I’m a natural fertility expert, each time we’ve tried for a pregnancy we’ve achieved it almost straight away. With my second I was still breastfeeding my 1.5yo toddler when we decided to try for a sibling, my period had just returned and it was very irregular. Still, I got pregnant a couple of months after we started trying…
So if my body is able to conceive, what’s the problem for it to carry out a healthy pregnancy?
I don’t agree with many parameters that consider us “high risk”.
For me, women should have a doctor involved in their care if they have:
· A pre-pregnancy condition that has required specialist help like a heart condition, epilepsy, a bones or muscular condition, mental or physical health problems…
· A condition that develops during the pregnancy like pre-eclampsia, cholestasis, bleeding…
· A problem that develops with baby and will make him likely to need extra support once born.

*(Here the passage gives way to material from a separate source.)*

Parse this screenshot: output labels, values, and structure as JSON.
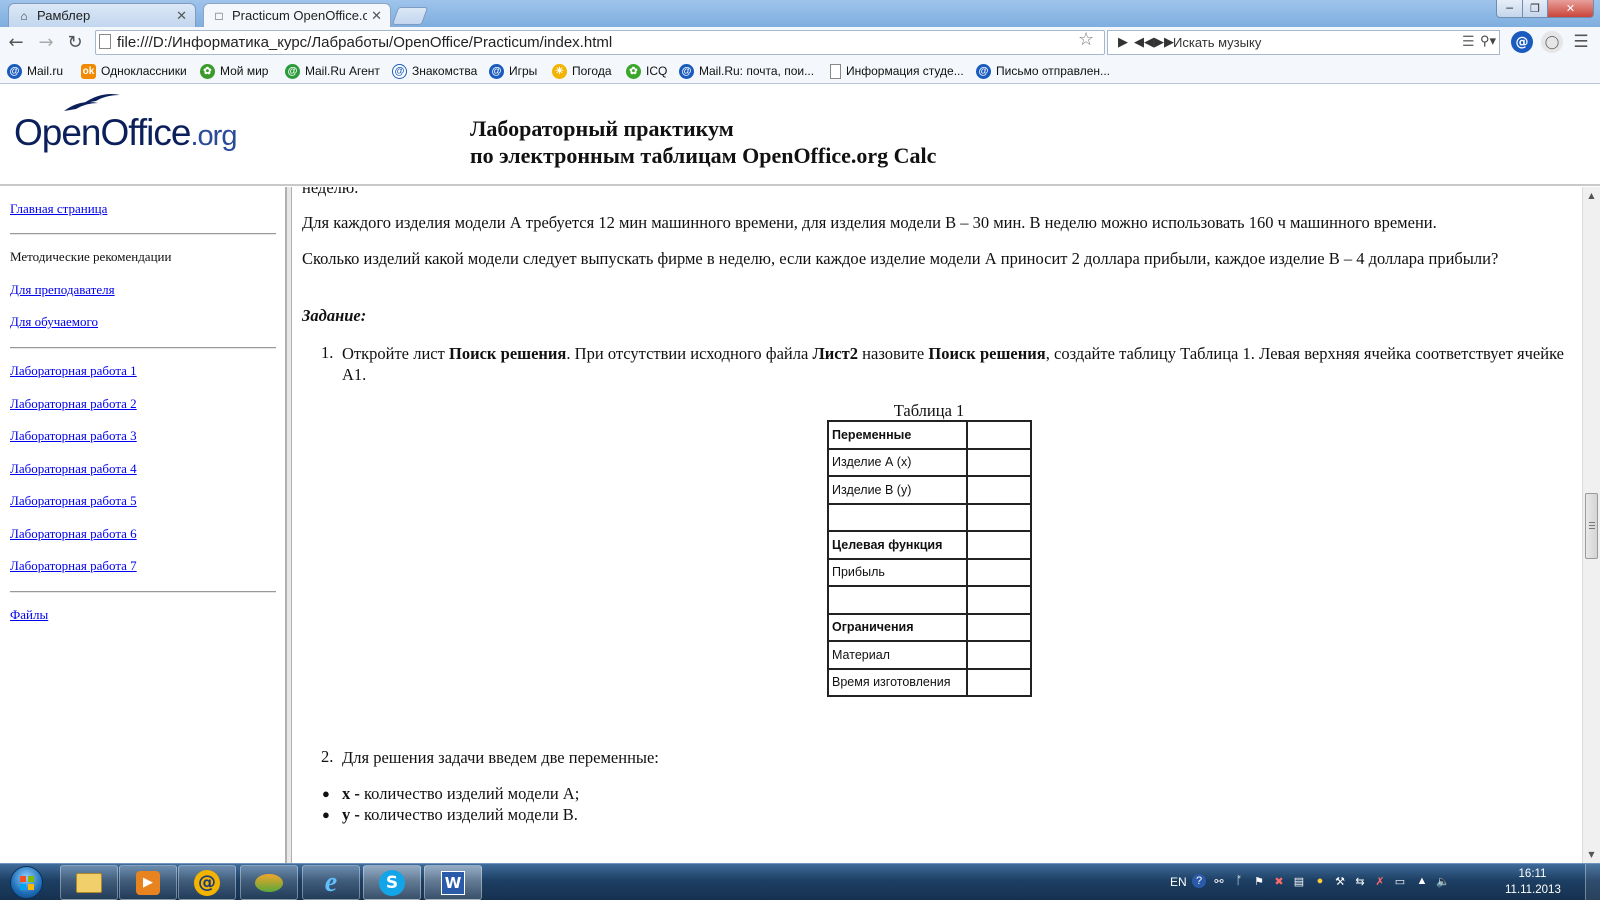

· A pregnancy that has been difficult to achieve and it’s required a doctor’s help to happen.
The rest of the classifications that puts us in a high-risk model of care I find them biased and quite harmful for many women. A woman during pregnancy needs to be happy and as worry-free as possible. This way, her stress levels will be down to a minimal and a minimal amount of damaging hormones (like cortisol and adrenaline) will pass on to the baby’s bloodstream. When she’s happy and worry-free she will secrete oxytocin, endorphins, dopamine… all the feel-good hormones that will also flow through her baby’s bloodstream telling the baby “life is beautiful, everything is fine…” and preparing her for a life full of love outside the womb.
In my opinion, classifying women as high risk because they’re too young, too old, too fat, too thin, eating much, not eating a lot… is just raising the levels of bad hormones flowing through mother and baby’s bloodstream.
So far, this pregnancy I’ve turned to medicine at week 12 to have a short scan to check the baby’s neck. The risk of having a baby with Down’s syndrome is higher the older you are and I’d like to be prepared if this was going to be our case.
I might have another one, later on, to know where the placenta is and to see if there are any obvious conditions that will suggest my baby will need special care at birth.